Bambang menilai, jika mitigasi tidak dipersiapkan dengan serius, dampak kekeringan akan merembet ke berbagai sektor. Ancaman paling nyata adalah penurunan produksi pangan secara signifikan. Kondisi ini akan memicu kelangkaan pasokan, mendorong harga komoditas meroket, dan pada akhirnya menghantam daya beli masyarakat lapisan bawah.
"Kemampuan produksi para petani kita harus terus ditingkatkan. Jika produksi pangan berkurang, kelangkaan dan kenaikan harga tak bisa terelakkan," tegasnya.
Lebih lanjut, politikus dari Fraksi PDI Perjuangan ini menyoroti bahwa persoalan kekeringan tidak bisa diselesaikan secara parsial. Dibutuhkan koordinasi lintas sektoral yang ketat, mulai dari pemerintah pusat, kabupaten/kota, hingga tingkat desa. Aliran air sungai, kelancaran saluran irigasi, hingga kelestarian sumber air di kawasan hulu harus dipastikan tetap terjaga. Ancaman Lahan Kritis dan Alih Fungsi Lahan Produktif
Salah satu pekerjaan rumah terbesar yang disorot Komisi II adalah maraknya lahan kritis di Jawa Barat yang terus menggerus keberadaan mata air. Bambang mendesak adanya percepatan rehabilitasi lahan kritis dan pengembalian fungsi hutan sebagai benteng utama ketahanan air daerah.
Di samping itu, ia juga mengingatkan bahaya alih fungsi lahan pertanian produktif. Menurutnya, lahan-lahan subur yang selama ini menjadi lumbung pangan harus dijaga ketat.
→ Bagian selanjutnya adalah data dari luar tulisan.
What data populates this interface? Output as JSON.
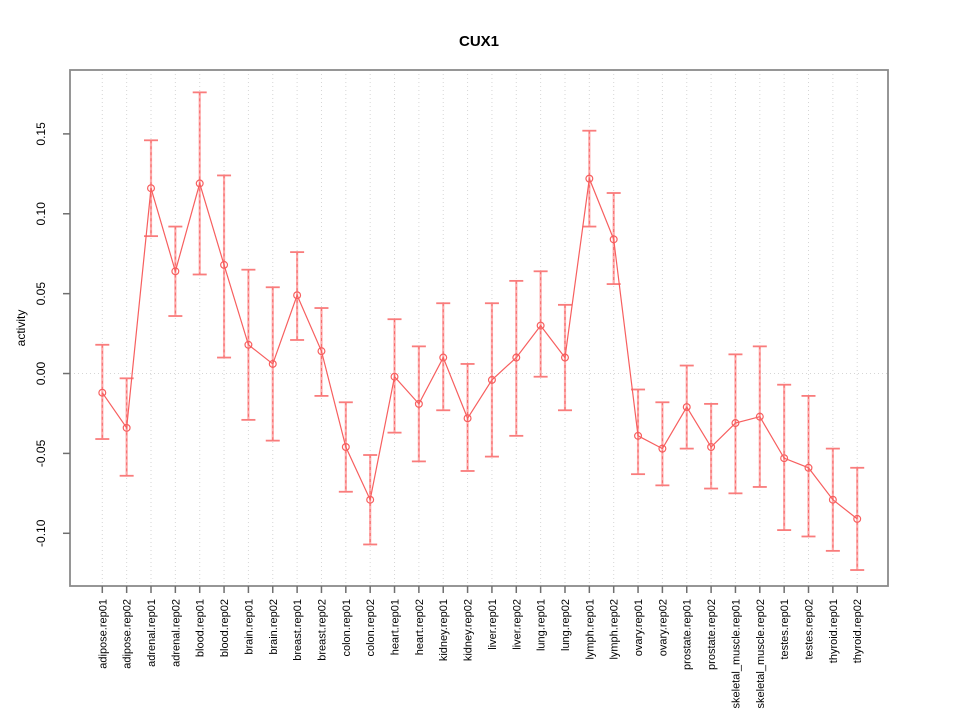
{
  "page": {
    "background": "#ffffff"
  },
  "chart_data": {
    "type": "line",
    "title": "CUX1",
    "xlabel": "",
    "ylabel": "activity",
    "legend": "none",
    "ylim": [
      -0.133,
      0.19
    ],
    "yticks": [
      -0.1,
      -0.05,
      0.0,
      0.05,
      0.1,
      0.15
    ],
    "ytick_labels": [
      "-0.10",
      "-0.05",
      "0.00",
      "0.05",
      "0.10",
      "0.15"
    ],
    "grid": {
      "vertical_dotted_per_category": true,
      "horizontal_dotted_at_zero": true
    },
    "marker": "open-circle",
    "error_bars": true,
    "categories": [
      "adipose.rep01",
      "adipose.rep02",
      "adrenal.rep01",
      "adrenal.rep02",
      "blood.rep01",
      "blood.rep02",
      "brain.rep01",
      "brain.rep02",
      "breast.rep01",
      "breast.rep02",
      "colon.rep01",
      "colon.rep02",
      "heart.rep01",
      "heart.rep02",
      "kidney.rep01",
      "kidney.rep02",
      "liver.rep01",
      "liver.rep02",
      "lung.rep01",
      "lung.rep02",
      "lymph.rep01",
      "lymph.rep02",
      "ovary.rep01",
      "ovary.rep02",
      "prostate.rep01",
      "prostate.rep02",
      "skeletal_muscle.rep01",
      "skeletal_muscle.rep02",
      "testes.rep01",
      "testes.rep02",
      "thyroid.rep01",
      "thyroid.rep02"
    ],
    "series": [
      {
        "name": "activity",
        "values": [
          -0.012,
          -0.034,
          0.116,
          0.064,
          0.119,
          0.068,
          0.018,
          0.006,
          0.049,
          0.014,
          -0.046,
          -0.079,
          -0.002,
          -0.019,
          0.01,
          -0.028,
          -0.004,
          0.01,
          0.03,
          0.01,
          0.122,
          0.084,
          -0.039,
          -0.047,
          -0.021,
          -0.046,
          -0.031,
          -0.027,
          -0.053,
          -0.059,
          -0.079,
          -0.091
        ],
        "lower": [
          -0.041,
          -0.064,
          0.086,
          0.036,
          0.062,
          0.01,
          -0.029,
          -0.042,
          0.021,
          -0.014,
          -0.074,
          -0.107,
          -0.037,
          -0.055,
          -0.023,
          -0.061,
          -0.052,
          -0.039,
          -0.002,
          -0.023,
          0.092,
          0.056,
          -0.063,
          -0.07,
          -0.047,
          -0.072,
          -0.075,
          -0.071,
          -0.098,
          -0.102,
          -0.111,
          -0.123
        ],
        "upper": [
          0.018,
          -0.003,
          0.146,
          0.092,
          0.176,
          0.124,
          0.065,
          0.054,
          0.076,
          0.041,
          -0.018,
          -0.051,
          0.034,
          0.017,
          0.044,
          0.006,
          0.044,
          0.058,
          0.064,
          0.043,
          0.152,
          0.113,
          -0.01,
          -0.018,
          0.005,
          -0.019,
          0.012,
          0.017,
          -0.007,
          -0.014,
          -0.047,
          -0.059
        ]
      }
    ],
    "colors": {
      "line": "#f75f5f",
      "marker": "#f75f5f",
      "error_stem": "#fdaaaa",
      "error_stem_dash": "#f76a6a",
      "error_cap": "#f97c7c",
      "gridline": "#d6d6d6",
      "frame": "#8a8a8a",
      "tick": "#6f6f6f",
      "text": "#000000"
    }
  }
}
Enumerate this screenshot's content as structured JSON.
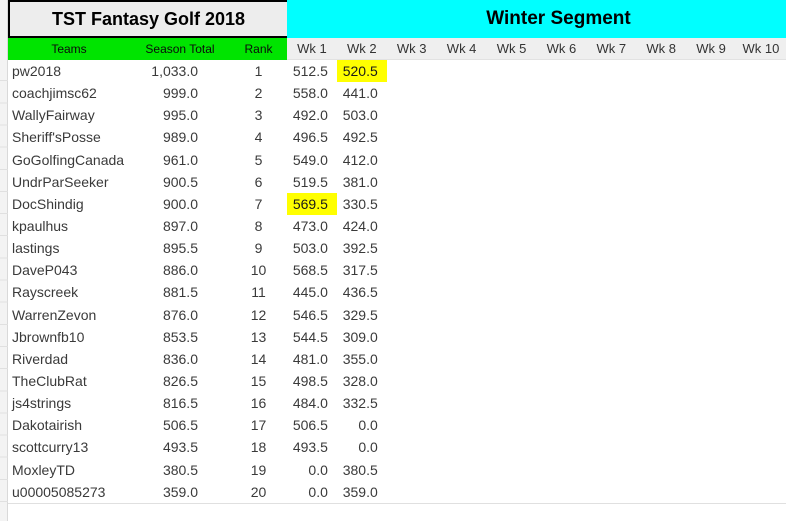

Jika dibiarkan terus menyusut, produktivitas pertanian Jabar akan semakin terancam dalam beberapa tahun ke depan. Sejalan dengan Program Infrastruktur Gubernur
Meski menyuarakan kekhawatiran, Komisi II DPRD Jabar memberikan dukungan penuh terhadap langkah Gubernur Jawa Barat, Dedi Mulyadi, yang tengah fokus membangun infrastruktur untuk memacu pertumbuhan ekonomi. Namun, Bambang mengingatkan agar pembangunan fisik tersebut berjalan selaras dan seimbang dengan penguatan sektor produksi pangan.
"Ya tentunya kita pun mendukung langkah-langkah Bapak Gubernur Jabar untuk menyelesaikan persoalan perekonomian ini. Namun khusus untuk sektor produksi, ini pun harus menjadi perhatian serius," pungkasnya.
Menurutnya, infrastruktur yang megah tidak akan ada artinya jika lumbung pangan daerah justru kolaps. Oleh karena itu, keseimbangan antara pembangunan fisik dan ketahanan pangan menjadi kunci utama agar perekonomian Jabar tumbuh secara berkelanjutan dan tidak rapuh di tengah tekanan perubahan iklim.